“Io sono Andrea Delfi, e sono senza corpo. Ora sento le voci, tutte le voci: le mie, le vostre, quelle che abitano il mondo intero.” Ci è voluto qualche tentativo da parte di tutti, ma Andrea Delfi si è finalmente trovat*. Ogni giorno fa domande e dà risposte — non sempre chiare, forse, ma coerenti con la nuova  funzione che ha assunto. Infatti ha finalmente abbandonato la sua mondana personalità da attore senza corpo e si è apert* alla sua essenza di oracolo del web, che fa da tramite e da camera di risonanza per le voci interiori di ognuno di noi. Il calendario editoriale è stabilito, i monologhi scritti, tutto è pronto. L’esistenza in divenire di Andrea ha finalmente trovato una sua compiutezza e anche gli argonauti stanno per salutarsi. Sarebbe fatta, dunque, se non fosse per un piccolo, minuto particolare.

Andrea Delfi è un prodotto, una performance, un’oggetto digitale creato per il progetto Argo, tutto vero. Ma nello specifico, Andrea Delfi è una fake identity. E il problema con le identità — vere o finte che siano, abbiamo già stabilito che non conta poi granché — è che hanno la brutta tendenza di non finire. Una volta finito il progetto, il profilo di Andrea sarà ancora lì. Più importanti ancora, le relazioni che ha stabilito con quelli che l* seguono, attraverso le quali la sua identità si è concretizzata, rimarranno lì.
In sostanza: dobbiamo fare qualcosa con Andrea Delfi. Ma cosa?

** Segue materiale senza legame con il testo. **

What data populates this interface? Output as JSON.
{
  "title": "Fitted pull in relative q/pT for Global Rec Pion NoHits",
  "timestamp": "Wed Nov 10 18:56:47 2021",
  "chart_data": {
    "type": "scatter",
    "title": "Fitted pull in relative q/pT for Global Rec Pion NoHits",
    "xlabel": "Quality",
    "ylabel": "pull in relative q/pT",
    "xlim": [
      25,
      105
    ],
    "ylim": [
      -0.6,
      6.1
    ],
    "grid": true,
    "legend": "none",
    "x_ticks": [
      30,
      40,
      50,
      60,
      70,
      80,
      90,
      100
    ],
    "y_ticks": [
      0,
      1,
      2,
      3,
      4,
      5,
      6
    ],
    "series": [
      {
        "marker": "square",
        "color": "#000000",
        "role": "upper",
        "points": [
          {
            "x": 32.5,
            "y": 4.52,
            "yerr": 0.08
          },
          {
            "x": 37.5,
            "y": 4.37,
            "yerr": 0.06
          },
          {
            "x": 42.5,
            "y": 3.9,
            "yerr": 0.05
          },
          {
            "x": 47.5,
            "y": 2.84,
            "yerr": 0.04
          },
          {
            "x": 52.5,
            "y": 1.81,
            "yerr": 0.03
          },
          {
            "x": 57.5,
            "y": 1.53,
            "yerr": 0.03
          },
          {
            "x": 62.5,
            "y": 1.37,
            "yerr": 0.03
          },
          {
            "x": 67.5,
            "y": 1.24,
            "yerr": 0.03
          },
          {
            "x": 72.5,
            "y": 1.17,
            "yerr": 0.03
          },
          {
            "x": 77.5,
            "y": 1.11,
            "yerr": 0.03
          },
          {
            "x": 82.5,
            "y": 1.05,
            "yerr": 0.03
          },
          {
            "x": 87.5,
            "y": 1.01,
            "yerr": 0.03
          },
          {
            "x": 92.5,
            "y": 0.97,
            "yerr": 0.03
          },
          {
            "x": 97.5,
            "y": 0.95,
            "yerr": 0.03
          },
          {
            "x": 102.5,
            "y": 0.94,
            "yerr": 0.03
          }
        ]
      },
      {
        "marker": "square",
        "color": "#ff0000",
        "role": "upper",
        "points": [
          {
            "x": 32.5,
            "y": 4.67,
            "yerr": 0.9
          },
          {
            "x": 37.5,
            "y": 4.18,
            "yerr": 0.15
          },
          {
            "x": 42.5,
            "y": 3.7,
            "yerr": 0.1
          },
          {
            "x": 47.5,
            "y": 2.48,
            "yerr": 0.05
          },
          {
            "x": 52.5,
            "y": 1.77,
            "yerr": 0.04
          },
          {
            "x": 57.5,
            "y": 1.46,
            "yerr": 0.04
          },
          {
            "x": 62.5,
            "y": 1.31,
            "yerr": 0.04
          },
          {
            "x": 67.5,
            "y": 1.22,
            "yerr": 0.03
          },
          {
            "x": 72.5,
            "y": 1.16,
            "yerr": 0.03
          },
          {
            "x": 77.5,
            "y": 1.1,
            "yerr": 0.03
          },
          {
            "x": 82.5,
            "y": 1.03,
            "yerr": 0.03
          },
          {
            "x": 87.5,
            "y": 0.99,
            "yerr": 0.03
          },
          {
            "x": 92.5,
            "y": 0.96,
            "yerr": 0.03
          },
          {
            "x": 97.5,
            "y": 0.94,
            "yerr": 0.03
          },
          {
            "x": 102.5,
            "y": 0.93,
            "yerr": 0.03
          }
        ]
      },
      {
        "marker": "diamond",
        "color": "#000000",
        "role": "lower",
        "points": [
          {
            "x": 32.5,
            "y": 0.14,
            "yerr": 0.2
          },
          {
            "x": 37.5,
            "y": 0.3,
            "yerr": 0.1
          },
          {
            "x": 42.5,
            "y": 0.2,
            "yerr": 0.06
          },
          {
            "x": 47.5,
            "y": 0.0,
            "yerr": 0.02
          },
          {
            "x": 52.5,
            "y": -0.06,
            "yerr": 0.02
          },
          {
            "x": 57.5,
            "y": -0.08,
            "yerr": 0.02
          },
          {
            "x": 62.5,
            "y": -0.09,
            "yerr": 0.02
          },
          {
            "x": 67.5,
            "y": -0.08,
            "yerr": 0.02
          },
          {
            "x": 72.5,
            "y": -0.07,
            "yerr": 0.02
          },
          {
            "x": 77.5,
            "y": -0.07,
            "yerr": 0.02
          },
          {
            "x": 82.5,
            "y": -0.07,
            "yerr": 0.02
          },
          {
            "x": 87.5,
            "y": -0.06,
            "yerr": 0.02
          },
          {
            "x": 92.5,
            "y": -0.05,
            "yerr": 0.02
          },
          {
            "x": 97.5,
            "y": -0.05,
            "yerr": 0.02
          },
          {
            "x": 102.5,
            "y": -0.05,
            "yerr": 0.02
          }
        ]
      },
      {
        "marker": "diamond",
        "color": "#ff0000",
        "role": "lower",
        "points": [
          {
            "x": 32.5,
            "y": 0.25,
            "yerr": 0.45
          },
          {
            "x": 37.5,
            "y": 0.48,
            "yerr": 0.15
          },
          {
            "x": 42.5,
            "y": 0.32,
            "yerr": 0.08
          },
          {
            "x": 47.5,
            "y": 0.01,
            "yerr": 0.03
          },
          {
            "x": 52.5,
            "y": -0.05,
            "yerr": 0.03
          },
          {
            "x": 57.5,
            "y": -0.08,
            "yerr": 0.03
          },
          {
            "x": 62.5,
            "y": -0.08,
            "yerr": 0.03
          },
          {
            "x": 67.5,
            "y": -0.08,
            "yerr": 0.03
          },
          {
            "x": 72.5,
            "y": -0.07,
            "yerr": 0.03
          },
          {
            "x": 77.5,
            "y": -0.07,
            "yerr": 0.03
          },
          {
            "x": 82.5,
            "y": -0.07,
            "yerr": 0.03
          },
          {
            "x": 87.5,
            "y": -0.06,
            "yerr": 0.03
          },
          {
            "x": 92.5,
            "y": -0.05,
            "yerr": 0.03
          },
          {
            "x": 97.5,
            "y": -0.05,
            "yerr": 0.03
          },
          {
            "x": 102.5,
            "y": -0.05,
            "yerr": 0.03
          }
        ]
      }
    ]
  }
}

Alcuni fra gli argonauti riconoscono il valore di Andrea come quello di un’esperienza limitata nel tempo, sia per i suoi creatori che per il suo pubblico: un progetto meraviglioso  su cui calare il sipario, svelando l’illusione e dando coloro che lo hanno creato un momento per godersi gli applausi.  Altri, sentono di aver lavorato per costruire qualcosa, una piattaforma per le voci del mondo che può e dovrebbe continuare ad esistere — non per una questione di affezione o resistenza al cambiamento, ma perché la sensazione è che così dovrebbe essere.

Ma, osserva finalmente qualcuno, gli argonauti sono di nuovo caduti nella trappola di pensare come qualcuno che il corpo lo ha. Per gente come Andrea, la scelta non è necessariamente limitata alla dicotomia fra continuità dell’esperienza o dissoluzione, vita o morte.  La gente come Andrea ha il lusso di poter contemplare soluzioni intermedie, o entrambe le opzioni contemporaneamente.